Além disso, o advogado Cristiano Marcos cedeu imagens que mostram ferimentos e sangramentos na perna do motociclista. O advogado informou ainda ter protocolado uma notícia-crime junto ao Ministério Público (MP-SP) nesta sexta-feira (12). O instrumento é uma comunicação formal feita ao órgão para informar a existência de um possível crime e solicitar a apuração dos fatos pelas autoridades competentes.


O que diz a GCM
Em nota, a Prefeitura de São Vicente informou que o agente da Guarda Civil Municipal agiu em legítima defesa após ter sido agredido e ameaçado pelo motociclista. Segundo a administração municipal, David teria tentado tomar a arma do guarda.

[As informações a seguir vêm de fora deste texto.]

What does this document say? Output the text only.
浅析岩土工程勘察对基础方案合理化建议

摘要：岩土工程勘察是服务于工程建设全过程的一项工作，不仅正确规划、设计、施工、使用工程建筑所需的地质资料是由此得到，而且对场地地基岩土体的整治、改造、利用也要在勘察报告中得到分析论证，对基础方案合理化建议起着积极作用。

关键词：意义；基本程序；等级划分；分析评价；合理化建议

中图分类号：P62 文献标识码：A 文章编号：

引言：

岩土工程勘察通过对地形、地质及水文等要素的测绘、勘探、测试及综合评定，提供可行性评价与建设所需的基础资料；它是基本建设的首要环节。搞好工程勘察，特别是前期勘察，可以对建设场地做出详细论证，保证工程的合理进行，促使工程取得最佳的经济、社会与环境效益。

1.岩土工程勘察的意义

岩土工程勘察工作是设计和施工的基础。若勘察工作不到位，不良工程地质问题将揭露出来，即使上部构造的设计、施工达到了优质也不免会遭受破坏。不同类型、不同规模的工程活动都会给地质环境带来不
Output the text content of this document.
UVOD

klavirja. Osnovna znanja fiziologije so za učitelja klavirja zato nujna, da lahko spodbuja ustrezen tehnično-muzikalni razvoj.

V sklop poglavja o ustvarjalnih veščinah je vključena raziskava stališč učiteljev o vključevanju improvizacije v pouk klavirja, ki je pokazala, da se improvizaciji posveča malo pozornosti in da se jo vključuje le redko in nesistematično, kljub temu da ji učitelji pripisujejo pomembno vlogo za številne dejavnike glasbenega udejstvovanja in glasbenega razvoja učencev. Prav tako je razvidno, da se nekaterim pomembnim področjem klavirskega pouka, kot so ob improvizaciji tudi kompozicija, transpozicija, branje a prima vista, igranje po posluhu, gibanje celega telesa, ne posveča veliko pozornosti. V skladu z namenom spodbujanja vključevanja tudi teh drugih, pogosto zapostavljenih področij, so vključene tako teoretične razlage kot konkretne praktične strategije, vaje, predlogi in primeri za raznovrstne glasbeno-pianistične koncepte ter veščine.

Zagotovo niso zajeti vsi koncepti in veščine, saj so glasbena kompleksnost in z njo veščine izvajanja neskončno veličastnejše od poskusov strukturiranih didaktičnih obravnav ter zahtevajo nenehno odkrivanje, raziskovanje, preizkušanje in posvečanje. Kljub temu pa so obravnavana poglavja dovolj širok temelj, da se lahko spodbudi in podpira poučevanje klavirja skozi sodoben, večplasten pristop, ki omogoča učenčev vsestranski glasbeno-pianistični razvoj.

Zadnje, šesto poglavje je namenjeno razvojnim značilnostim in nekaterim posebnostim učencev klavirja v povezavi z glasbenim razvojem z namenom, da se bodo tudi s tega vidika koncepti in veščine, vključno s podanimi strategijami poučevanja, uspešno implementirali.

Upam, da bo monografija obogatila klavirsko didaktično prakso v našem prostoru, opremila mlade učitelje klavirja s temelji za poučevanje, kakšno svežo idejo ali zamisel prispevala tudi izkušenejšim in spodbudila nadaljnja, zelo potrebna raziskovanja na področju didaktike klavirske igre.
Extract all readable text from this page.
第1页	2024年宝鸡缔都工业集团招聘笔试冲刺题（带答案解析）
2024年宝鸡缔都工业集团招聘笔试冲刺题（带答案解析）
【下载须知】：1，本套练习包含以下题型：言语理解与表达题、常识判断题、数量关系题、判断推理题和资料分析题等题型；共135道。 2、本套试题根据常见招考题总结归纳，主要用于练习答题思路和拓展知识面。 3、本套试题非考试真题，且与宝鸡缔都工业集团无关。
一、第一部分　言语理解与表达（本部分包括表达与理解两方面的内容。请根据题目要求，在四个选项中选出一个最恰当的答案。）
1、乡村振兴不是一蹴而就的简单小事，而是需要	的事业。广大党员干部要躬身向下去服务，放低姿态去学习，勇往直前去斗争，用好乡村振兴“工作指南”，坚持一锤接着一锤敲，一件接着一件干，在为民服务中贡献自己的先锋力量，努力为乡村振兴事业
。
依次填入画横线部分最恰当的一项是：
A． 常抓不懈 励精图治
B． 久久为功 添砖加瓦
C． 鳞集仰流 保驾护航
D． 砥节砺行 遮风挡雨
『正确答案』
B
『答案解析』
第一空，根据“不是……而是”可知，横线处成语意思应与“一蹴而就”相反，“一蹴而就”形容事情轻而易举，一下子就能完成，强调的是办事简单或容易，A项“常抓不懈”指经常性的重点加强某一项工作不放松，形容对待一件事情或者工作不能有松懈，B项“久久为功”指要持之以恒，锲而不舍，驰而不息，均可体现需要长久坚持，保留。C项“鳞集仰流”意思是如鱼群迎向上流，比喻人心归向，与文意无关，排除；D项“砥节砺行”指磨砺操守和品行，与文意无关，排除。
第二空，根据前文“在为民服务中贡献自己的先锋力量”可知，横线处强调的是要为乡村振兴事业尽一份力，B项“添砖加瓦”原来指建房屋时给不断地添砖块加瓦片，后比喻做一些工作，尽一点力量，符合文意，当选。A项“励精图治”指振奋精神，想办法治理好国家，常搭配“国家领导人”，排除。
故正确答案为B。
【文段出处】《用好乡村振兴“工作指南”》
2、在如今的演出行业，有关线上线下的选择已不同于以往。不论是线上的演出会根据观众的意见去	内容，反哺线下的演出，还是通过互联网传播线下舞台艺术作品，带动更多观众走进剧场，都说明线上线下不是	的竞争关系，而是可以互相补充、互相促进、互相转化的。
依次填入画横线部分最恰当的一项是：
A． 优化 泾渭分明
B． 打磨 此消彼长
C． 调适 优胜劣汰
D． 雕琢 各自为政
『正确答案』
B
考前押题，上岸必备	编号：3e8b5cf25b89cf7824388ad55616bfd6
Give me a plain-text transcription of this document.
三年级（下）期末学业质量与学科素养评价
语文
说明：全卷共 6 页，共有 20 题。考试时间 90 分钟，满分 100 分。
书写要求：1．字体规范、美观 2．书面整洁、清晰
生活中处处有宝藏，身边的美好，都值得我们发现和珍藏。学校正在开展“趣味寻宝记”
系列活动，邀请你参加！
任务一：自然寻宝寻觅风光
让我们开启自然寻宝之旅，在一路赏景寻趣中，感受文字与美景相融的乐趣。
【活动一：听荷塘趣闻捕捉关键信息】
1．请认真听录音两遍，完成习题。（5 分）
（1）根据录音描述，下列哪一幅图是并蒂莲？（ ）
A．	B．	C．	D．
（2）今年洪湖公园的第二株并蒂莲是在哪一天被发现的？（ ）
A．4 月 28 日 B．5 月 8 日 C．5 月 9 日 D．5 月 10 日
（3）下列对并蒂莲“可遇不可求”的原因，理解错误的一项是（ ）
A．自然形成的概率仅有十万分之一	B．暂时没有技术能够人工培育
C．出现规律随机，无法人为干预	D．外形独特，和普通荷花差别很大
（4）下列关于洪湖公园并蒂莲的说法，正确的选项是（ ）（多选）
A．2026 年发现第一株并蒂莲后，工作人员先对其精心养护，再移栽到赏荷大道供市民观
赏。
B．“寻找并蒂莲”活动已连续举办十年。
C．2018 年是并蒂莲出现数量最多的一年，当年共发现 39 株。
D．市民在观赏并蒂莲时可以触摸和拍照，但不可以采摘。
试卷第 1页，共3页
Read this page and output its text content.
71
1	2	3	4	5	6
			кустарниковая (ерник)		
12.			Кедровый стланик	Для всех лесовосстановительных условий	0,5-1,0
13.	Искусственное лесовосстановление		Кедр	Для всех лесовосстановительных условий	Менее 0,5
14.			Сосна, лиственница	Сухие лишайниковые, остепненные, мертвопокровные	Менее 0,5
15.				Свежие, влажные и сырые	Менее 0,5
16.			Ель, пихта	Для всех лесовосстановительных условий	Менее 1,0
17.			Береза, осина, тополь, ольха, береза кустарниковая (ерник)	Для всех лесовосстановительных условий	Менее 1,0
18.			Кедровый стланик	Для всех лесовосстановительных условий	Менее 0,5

A prefeitura afirmou ainda que a ocorrência teve início após um desrespeito às leis de trânsito e que, depois de ser advertido, o motociclista passou a agredir verbal e fisicamente o agente. A administração destacou que, conforme consta no boletim de ocorrência, ninguém foi atingido pelo disparo.
Por fim, a gestão municipal ressaltou que o homem recebeu atendimento médico no Pronto-Socorro Central e foi posteriormente apresentado à autoridade policial. O caso também foi encaminhado à Corregedoria da GCM, procedimento adotado em todas as ocorrências envolvendo disparo de arma de fogo por integrantes da corporação.